3. Outsource when necessary
Don’t try to do it all when it comes to homeschooling!
This is a recipe for serious burnout!
Online classes, tutoring, in-person classes, homeschool co-ops, and trading off teaching with other homeschooling families are all feasible ways to lighten your load.
Are there ways to lighten your load when it comes to making meals, cleaning the house, and running errands?
Can your partner help take some things off your plate too?
Outsourcing will help tremendously, I promise!
4. Find a support system and community
Having support with homeschooling is critical for long term success.
It really is!
If you don’t already have a local homeschooling co-op, group of friends, or another related group, I recommend you go online.
Start by doing a search using trusty old Google and see what comes up in your area.
If you’re having trouble finding a solid support system or community, your people are likely online.
Isn’t this great news!?!
While finding solid in-person homeschooling support can feel tough sometimes, the internet is bursting with interesting and engaged homeschoolers.
You just need to do a bit of searching and between blogs, Pinterest, and social media, you WILL find your people!
So start looking around for a support system and community!
5. Cultivate a growth mindset together with your children
First, what the heck is growth mindset!?!
This term was created by Carol Dweck, Ph.D. who is one of the leading psychologists and teachers covering achievement and success.
In a nutshell, a growth mindset is the belief that basic abilities can be developed through consistent hard work and dedication.
A fixed mindset, on the other hand, believes that basic intelligence and talents cannot be improved significantly.
A growth mindset creates a love of learning.
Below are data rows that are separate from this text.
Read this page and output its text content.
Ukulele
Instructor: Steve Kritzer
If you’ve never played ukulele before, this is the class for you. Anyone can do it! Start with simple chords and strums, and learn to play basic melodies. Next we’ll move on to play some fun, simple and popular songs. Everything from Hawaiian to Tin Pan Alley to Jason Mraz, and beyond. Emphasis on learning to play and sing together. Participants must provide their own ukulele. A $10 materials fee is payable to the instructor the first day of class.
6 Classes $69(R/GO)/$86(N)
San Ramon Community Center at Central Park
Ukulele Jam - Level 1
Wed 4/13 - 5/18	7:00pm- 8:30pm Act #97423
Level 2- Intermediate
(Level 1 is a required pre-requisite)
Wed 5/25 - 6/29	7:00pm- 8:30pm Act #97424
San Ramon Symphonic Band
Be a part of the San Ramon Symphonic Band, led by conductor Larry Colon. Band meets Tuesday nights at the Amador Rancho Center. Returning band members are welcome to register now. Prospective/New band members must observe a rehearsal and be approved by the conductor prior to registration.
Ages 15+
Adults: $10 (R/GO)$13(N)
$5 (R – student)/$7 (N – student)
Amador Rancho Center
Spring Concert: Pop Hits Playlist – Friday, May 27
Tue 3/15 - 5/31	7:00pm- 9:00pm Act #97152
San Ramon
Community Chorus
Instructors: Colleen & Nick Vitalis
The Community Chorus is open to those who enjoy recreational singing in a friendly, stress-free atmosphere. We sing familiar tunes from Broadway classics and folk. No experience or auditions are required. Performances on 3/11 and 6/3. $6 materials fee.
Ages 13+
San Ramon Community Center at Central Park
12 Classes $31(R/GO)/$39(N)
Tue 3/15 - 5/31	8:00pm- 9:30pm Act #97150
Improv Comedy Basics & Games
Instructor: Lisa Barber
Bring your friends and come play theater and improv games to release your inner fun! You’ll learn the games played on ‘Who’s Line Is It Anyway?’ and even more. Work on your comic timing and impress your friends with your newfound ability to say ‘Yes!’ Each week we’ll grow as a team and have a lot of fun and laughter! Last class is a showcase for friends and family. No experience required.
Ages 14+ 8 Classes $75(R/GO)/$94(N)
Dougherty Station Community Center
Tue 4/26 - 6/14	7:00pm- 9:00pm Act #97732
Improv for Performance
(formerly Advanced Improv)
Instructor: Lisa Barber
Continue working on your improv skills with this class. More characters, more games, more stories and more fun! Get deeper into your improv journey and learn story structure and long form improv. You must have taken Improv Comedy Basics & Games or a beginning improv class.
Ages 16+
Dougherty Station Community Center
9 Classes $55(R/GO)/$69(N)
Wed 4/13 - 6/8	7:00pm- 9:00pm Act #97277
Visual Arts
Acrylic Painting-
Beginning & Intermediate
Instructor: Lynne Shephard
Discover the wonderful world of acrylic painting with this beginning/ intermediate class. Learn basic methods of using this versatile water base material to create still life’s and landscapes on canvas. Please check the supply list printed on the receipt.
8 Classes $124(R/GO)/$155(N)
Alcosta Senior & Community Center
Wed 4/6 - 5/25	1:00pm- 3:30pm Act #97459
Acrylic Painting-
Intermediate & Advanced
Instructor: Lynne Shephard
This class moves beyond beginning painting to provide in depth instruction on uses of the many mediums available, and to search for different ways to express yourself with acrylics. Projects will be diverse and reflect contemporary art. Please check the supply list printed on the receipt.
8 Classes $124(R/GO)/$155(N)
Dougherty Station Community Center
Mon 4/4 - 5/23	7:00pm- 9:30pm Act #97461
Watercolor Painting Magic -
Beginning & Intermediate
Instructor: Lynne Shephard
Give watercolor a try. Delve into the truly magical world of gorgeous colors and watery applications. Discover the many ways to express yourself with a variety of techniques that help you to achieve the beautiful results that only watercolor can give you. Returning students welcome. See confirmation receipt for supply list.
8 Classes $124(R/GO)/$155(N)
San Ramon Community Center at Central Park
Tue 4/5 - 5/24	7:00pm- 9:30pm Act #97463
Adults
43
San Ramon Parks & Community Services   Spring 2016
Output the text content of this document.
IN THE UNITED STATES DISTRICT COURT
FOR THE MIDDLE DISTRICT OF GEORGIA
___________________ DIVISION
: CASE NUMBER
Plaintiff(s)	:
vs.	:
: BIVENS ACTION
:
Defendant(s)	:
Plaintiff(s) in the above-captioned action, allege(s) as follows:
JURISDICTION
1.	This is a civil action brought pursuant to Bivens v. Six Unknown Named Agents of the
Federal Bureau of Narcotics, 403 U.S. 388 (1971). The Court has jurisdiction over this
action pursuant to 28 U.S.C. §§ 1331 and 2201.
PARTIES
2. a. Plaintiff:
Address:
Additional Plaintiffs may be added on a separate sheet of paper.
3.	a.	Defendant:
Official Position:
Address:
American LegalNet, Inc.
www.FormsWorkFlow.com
It nurtures a resilience that is essential in order to achieve great success.
Perhaps you’ve heard of the book Grit: The Power of Passion and Perseverance by Angela Duckworth?
This book is all about how the most successful people are not those who are talented and lucky, but those who learn how to work hard, demonstrate grit and determination and refuse to give up.
And as someone who has been homeschooling for nearly a decade, let me tell you, homeschooling is all about having a growth mindset!
Not only does this include academic subjects, extracurricular activities, community involvement, and connection, but it also includes our own personal development.
And guess what quality is included here?
So cultivate a growth mindset together with your children and reap the rewards!
I hope I’ve been able to reassure you, (at least a little!) that you can still homeschool successfully even if you don’t think you have the patience to homeschool.
I promise you, having a lot of patience is NOT a necessary requirement for homeschooling! And remember, patience is something that can absolutely be developed and improved!